A consultant’s presentation to the Health Reform Legislative Task Force on Wednesday pointed out one of the most wasteful and inhumane health care issues in the state: Medicaid’s reliance on institutions in caring for the elderly and the disabled, rather than using home or community-based services.
Arkansas Medicaid tends to route people into nursing homes and similar institutions rather than paying for, say, home health aides, or other services that might allow a greater degree of independence to folks with long-term needs. This is despite the fact that home/community-based services (HCBS) cost far less, on average, than institutional care on a per-patient basis.
The Stephen Group, the consultant chosen to review Arkansas’s health care system for the task force, presented the legislative panel on Wednesday with detailed information on behavioral health, developmental disability (DD) services and much more. It’s in advance of an eventual set of recommendations that the group is scheduled to present in October. (Rep. Charlie Collins (R-Fayetteville), the task force chair, asked that anyone in the state wanting to submit in put on the work of the task force to email him.)
The presentation included a reminder of just how expensive it is to keep people in institutions, as compared to providing them with home and community-based services. Here’s a Stephen Group graph showing the gap between the average per-capita cost to taxpayers of paying for nursing homes versus HCBS for elderly Arkansans on Medicaid. The title of this slide states, “Nursing Home Costs are Twice as Much as HCBS.”
What this graph doesn’t take show is quality of life. The fact is — big surprise! — most elderly people want to stay away from nursing homes as long as possible, given the choice.
It makes sense that home and community-based care is preferred by the majority of elderly patients, rather than being confined to a facility. The somewhat counterintuitive thing is that, on average, it’s actually cheaper to pay for HCBS than it is to house someone in a nursing home, once one considers all the overhead of keeping a medical facility open 24/7.
That’s on an aggregate basis. For some patients who require intensive, round-the-clock care, it might be more cost-effective to go the institutional route. But on the whole, it’s clearly cheaper to taxpayers to if elders delay their entrance to a nursing home unless it’s a necessity. Fortunately, Medicaid-eligible elderly people in Arkansas who require a high level of care can receive an “ElderChoices” waiver from the Department of Human Services that allow them to receive HCBS instead of being institutionalized. (Although many senior Arkansans are likely unaware of the option.)
Unfortunately, that’s not the case with another population: The developmentally disabled.
As I wrote in a story for the Times almost a year ago, there are almost 3,000 Arkansan families on a waiting list to receive a DHS waiver to get HCBS for developmentally disabled children and adults. The “DD” waiver program for home and community-based services has been capped, though, and so parents face an eight-year wait to get services for children with severe autism and other disabilities. The alternative is to simply stick them in an institution — a fine option, perhaps, for some individuals, but a terrible one for others who might thrive and grow with the right treatment. It’s inhumane to tell families they have to institutionalize a loved one when he or she could get services at home or in a less restrictive community setting.

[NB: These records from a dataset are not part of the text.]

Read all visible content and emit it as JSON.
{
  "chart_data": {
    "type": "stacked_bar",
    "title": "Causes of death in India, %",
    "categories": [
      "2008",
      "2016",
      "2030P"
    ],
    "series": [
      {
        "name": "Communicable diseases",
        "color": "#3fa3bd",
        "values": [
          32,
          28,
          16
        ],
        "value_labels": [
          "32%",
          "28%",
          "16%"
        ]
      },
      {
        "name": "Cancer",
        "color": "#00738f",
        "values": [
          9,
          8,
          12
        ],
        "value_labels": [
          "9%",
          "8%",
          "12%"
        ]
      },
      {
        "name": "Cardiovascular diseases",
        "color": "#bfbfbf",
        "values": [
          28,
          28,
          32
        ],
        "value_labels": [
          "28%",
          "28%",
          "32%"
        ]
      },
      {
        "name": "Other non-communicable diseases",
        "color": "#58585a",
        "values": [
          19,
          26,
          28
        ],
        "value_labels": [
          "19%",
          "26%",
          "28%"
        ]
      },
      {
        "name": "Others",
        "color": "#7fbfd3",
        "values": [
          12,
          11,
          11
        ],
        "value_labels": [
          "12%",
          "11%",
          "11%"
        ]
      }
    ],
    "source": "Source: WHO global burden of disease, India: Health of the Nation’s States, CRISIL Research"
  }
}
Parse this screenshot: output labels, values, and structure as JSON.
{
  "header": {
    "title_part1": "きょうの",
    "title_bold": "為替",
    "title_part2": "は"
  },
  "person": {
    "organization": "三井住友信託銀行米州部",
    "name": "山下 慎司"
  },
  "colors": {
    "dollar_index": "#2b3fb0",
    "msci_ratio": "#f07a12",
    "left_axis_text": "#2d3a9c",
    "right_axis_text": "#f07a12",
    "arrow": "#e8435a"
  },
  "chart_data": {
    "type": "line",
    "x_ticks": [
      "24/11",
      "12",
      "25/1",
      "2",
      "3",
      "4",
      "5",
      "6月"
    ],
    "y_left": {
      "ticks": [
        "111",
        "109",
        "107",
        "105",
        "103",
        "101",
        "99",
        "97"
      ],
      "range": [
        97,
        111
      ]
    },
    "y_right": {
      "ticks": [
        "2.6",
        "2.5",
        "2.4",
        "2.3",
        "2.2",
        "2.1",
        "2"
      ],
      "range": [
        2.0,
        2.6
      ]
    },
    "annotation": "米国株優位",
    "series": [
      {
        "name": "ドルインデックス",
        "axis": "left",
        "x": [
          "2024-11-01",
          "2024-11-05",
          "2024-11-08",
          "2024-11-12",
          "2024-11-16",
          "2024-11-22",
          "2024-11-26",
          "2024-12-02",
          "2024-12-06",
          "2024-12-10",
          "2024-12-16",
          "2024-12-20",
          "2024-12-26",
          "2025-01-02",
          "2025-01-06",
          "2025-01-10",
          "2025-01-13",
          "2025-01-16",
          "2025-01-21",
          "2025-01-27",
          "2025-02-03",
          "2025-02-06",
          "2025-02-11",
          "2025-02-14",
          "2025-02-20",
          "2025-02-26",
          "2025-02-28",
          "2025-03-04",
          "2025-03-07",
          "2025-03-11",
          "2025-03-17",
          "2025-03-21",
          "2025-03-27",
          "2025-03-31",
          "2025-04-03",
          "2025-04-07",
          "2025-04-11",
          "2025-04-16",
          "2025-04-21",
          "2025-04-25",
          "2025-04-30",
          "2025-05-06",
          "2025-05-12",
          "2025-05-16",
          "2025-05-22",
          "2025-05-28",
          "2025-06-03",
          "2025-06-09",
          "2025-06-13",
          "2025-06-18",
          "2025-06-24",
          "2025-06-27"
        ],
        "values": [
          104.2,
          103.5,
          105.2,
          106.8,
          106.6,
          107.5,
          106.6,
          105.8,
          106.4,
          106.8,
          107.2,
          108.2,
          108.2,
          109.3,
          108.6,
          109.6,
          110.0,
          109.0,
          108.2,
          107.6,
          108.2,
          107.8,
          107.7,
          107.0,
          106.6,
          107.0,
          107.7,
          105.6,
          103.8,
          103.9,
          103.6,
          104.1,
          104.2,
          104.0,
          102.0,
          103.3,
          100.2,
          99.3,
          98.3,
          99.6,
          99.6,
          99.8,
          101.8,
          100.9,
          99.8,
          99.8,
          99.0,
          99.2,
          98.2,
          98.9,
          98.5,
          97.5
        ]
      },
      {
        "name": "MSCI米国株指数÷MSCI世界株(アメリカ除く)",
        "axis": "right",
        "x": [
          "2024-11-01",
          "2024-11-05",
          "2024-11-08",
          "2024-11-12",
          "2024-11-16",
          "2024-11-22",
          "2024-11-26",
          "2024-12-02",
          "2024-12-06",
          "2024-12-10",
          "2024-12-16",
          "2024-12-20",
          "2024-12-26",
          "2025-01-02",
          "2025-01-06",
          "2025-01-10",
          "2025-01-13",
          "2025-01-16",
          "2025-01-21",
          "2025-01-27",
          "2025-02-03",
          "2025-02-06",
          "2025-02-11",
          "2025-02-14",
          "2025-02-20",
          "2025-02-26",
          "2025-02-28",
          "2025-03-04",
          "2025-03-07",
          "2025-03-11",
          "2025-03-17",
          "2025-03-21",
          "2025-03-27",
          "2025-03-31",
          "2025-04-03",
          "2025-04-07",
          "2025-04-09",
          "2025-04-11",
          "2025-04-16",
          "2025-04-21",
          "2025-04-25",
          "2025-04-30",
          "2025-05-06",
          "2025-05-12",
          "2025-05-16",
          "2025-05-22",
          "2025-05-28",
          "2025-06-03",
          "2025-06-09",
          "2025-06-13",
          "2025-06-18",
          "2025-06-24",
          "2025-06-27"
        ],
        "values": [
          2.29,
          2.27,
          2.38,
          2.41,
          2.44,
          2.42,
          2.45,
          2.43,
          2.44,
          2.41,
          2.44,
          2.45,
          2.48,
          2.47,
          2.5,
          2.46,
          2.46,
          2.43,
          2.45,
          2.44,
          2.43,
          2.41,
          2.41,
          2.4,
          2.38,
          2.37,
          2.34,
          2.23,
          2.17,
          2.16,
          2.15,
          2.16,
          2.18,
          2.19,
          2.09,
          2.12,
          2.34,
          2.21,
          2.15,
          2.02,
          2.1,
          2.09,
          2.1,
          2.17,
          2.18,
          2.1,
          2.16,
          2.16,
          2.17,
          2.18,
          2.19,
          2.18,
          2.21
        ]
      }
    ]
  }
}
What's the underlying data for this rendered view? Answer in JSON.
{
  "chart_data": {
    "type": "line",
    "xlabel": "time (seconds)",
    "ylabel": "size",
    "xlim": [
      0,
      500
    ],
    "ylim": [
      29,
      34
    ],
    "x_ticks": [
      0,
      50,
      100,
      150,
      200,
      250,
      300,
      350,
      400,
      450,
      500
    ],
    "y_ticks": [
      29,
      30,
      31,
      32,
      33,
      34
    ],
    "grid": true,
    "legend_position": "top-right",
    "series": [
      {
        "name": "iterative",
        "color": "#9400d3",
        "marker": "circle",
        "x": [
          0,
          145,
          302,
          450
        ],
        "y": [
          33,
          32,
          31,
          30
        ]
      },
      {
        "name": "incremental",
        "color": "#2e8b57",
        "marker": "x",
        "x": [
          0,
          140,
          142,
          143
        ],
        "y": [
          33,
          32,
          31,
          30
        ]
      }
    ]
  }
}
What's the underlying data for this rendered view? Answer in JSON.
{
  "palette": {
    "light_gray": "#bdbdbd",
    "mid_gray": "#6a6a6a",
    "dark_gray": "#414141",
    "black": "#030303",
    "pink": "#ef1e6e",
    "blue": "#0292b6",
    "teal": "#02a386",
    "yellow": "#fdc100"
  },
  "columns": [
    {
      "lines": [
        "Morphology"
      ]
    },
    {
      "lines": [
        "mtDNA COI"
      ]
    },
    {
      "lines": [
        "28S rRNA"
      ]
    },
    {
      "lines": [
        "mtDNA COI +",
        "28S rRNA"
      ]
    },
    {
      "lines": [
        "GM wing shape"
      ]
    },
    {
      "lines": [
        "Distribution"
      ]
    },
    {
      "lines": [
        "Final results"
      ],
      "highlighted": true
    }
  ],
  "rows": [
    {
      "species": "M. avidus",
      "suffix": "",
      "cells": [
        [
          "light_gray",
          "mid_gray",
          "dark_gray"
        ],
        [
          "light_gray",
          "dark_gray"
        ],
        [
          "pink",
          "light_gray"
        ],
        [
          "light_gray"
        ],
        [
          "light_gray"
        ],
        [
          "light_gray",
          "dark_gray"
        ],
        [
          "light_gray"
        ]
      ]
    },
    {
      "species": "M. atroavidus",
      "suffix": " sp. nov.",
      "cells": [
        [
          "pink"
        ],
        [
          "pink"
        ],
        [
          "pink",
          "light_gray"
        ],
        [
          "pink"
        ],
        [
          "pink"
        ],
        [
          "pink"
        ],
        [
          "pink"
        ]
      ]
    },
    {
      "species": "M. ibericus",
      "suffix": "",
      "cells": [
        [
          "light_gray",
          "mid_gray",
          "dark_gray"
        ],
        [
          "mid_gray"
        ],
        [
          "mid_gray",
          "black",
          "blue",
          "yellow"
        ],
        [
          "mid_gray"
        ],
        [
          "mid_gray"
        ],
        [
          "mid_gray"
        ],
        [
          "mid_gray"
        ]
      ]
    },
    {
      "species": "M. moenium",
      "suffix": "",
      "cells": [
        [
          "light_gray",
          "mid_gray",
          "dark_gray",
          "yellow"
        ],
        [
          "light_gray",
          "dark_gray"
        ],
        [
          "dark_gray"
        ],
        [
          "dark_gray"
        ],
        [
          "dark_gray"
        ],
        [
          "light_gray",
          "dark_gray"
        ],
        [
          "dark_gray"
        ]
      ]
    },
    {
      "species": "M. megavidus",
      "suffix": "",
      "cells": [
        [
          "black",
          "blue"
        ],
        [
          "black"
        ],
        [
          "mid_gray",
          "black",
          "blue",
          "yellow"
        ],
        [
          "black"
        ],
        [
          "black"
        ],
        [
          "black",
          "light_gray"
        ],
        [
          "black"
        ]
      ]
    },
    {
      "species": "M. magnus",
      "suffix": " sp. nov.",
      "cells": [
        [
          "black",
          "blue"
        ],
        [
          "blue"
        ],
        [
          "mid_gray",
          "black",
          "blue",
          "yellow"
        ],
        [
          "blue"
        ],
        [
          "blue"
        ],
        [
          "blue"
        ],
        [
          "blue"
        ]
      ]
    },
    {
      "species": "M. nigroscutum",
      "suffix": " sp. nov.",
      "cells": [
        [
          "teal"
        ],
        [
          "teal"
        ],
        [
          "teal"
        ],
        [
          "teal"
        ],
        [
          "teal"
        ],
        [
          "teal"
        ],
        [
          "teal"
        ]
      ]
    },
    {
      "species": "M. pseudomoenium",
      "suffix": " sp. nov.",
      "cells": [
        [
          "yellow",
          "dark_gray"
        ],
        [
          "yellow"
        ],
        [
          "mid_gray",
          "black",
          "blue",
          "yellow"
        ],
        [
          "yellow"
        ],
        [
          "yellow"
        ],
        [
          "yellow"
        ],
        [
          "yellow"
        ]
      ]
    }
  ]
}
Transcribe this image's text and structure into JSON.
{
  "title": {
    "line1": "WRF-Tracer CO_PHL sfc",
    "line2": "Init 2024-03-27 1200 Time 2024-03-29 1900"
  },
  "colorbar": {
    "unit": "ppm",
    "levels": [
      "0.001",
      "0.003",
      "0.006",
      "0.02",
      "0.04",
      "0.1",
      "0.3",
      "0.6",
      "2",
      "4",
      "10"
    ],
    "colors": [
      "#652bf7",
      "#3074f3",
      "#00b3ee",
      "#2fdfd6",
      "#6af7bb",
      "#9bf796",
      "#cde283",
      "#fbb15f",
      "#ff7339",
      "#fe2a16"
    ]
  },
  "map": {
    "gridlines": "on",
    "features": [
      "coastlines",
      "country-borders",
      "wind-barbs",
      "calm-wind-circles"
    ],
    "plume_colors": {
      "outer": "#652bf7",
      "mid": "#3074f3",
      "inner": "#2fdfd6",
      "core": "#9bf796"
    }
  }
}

Add the taxpayer perspective and it becomes not just cruel, but absurd. As with the elderly, it’s usually much cheaper to pay for HCBS rather than to pay for institutionalization. Here’s the Stephen Group comparison on per-capita costs of people receiving DD waivers against people in ICFs, or “intermediate care facilities” — institutional settings for individuals with intellectual disabilities. Again, the cost is halved, in general:
Previously, I’ve usually equated providing HCBS with the Community First Choice Option — a federal funding mechanism made possible by the Affordable Care Act. CFCO gives extra Medicaid dollars to states that commit to clearing their waiver waiting lists by giving all elderly and developmentally disabled (and physically disabled) people the option of home and community services. But CFCO has encountered opposition in the legislature for many reasons — because it’s associated with the dreaded Obamacare, because it’s a threat to the vested interests of nursing homes and other facilities, because it’s a new and untested program, because some families worry it’ll hurt the state-ran Human Development Centers their children depend on. CFCO therefore keeps getting deferred.
However, the Stephen Group, while clearly endorsing a move towards using more home and community-based services, said on Wednesday it wasn’t sure the Community First Choice Option was the best route for Arkansas to reach that goal. Among other things they said it might require compliance with federal requirements that could put the state on the hook for more money down the road. The consultants seemed to suggest using an alternative policy route — an expanded 1115 waiver — to clear the waiting list, although they were careful (in true consultant form) to avoid making concrete recommendations prematurely.
Well, OK. Whatever. CFCO (with its enhanced federal match rate) still sounds like a good deal to me, but I’m no Medicaid expert, and if there’s another way to get those thousands of families the care they deserve, so be it. If the legislature is willing to come up with a CFCO alternative that serves beneficiaries, that’s great. We’ll have to see what the consultants produce in their final report.